After another national brand announced the closure of dozens of stores nationwide, struggling, vulnerable malls once again braced for another hit.
L Brands Inc., the parent company of Victoria’s Secret, announced in an investors’ return call yesterday that the lingerie chain would be closing 53 stores in North America, after a disappointing fourth quarter in 2018. Following the announcement, stock prices of L Brands Inc. plummeted 8.9 percent, reported Bloomberg.
With the store closures, Victoria’s Secret will lose about 3 percent of its square footage in North America.
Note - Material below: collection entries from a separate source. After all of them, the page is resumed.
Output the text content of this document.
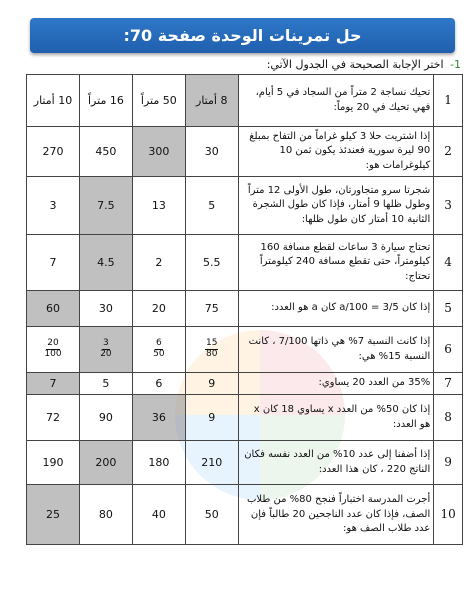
حل تمرينات الوحدة صفحة 70:
1- اختر الإجابة الصحيحة في الجدول الآتي:
1	تحيك نساجة 2 متراً من السجاد في 5 أيام، فهي تحيك في 20 يوماً:	8 أمتار	50 متراً	16 متراً	10 أمتار
2	إذا اشتريت حلا 3 كيلو غراماً من التفاح بمبلغ 90 ليرة سورية فعندئذ يكون ثمن 10 كيلوغرامات هو:	30	300	450	270
3	شجرتا سرو متجاورتان، طول الأولى 12 متراً وطول ظلها 9 أمتار، فإذا كان طول الشجرة الثانية 10 أمتار كان طول ظلها:	5	13	7.5	3
4	تحتاج سيارة 3 ساعات لقطع مسافة 160 كيلومتراً، حتى تقطع مسافة 240 كيلومتراً تحتاج:	5.5	2	4.5	7
5	إذا كان 3/5 = a/100 كان a هو العدد:	75	20	30	60
6	إذا كانت النسبة 7% هي ذاتها 7/100 ، كانت النسبة 15% هي:	$\frac{15}{80}$	$\frac{6}{50}$	$\frac{3}{20}$	$\frac{20}{100}$

7	35% من العدد 20 يساوي:	9	6	5	7
8	إذا كان 50% من العدد x يساوي 18 كان x هو العدد:	9	36	90	72
9	إذا أضفنا إلى عدد 10% من العدد نفسه فكان الناتج 220 ، كان هذا العدد:	210	180	200	190
10	أجرت المدرسة اختباراً فنجح 80% من طلاب الصف، فإذا كان عدد الناجحين 20 طالباً فإن عدد طلاب الصف هو:	50	40	80	25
The company has been struggling for a while—last August, the company announced they were planning to close 20 stores in 2018, after a dip in sales put pressure on the brand.
The day after the Victoria’s Secret announcement, J.C. Penney announced in a fourth quarter and fiscal 2018 earnings report Feb. 28 that it will close 18 underperforming stores, as well as nine home and furniture stores.
Both announcements come on the heels of a year that saw Sears file for bankruptcy, Toys “R” Us close nearly all of its 800 stores after filing for bankruptcy in 2017 and Payless ShoeSource announcing its bankruptcy filing last week.
However, despite the dark clouds, some of the suffering brands are being revived while others are posting positive numbers.
Earlier this month, Sears was pulled out of bankruptcy and avoided liquidation after its chairman Eddie Lampert purchased the company for more than $5.2 billion, which will keep about 400 stores open and about 45,000 Sears workers employed.
Just this week, a report from Econoday’s Redbook found that same-store sales at U.S. retailers grew by 5.2 percent year-over-year for the week ending Feb. 23. The report pointed to a retail sales momentum that is continuing, but the pace is slowing down: the number is down significantly from a recent peak of 9.3 percent growth for the week ending Dec. 29.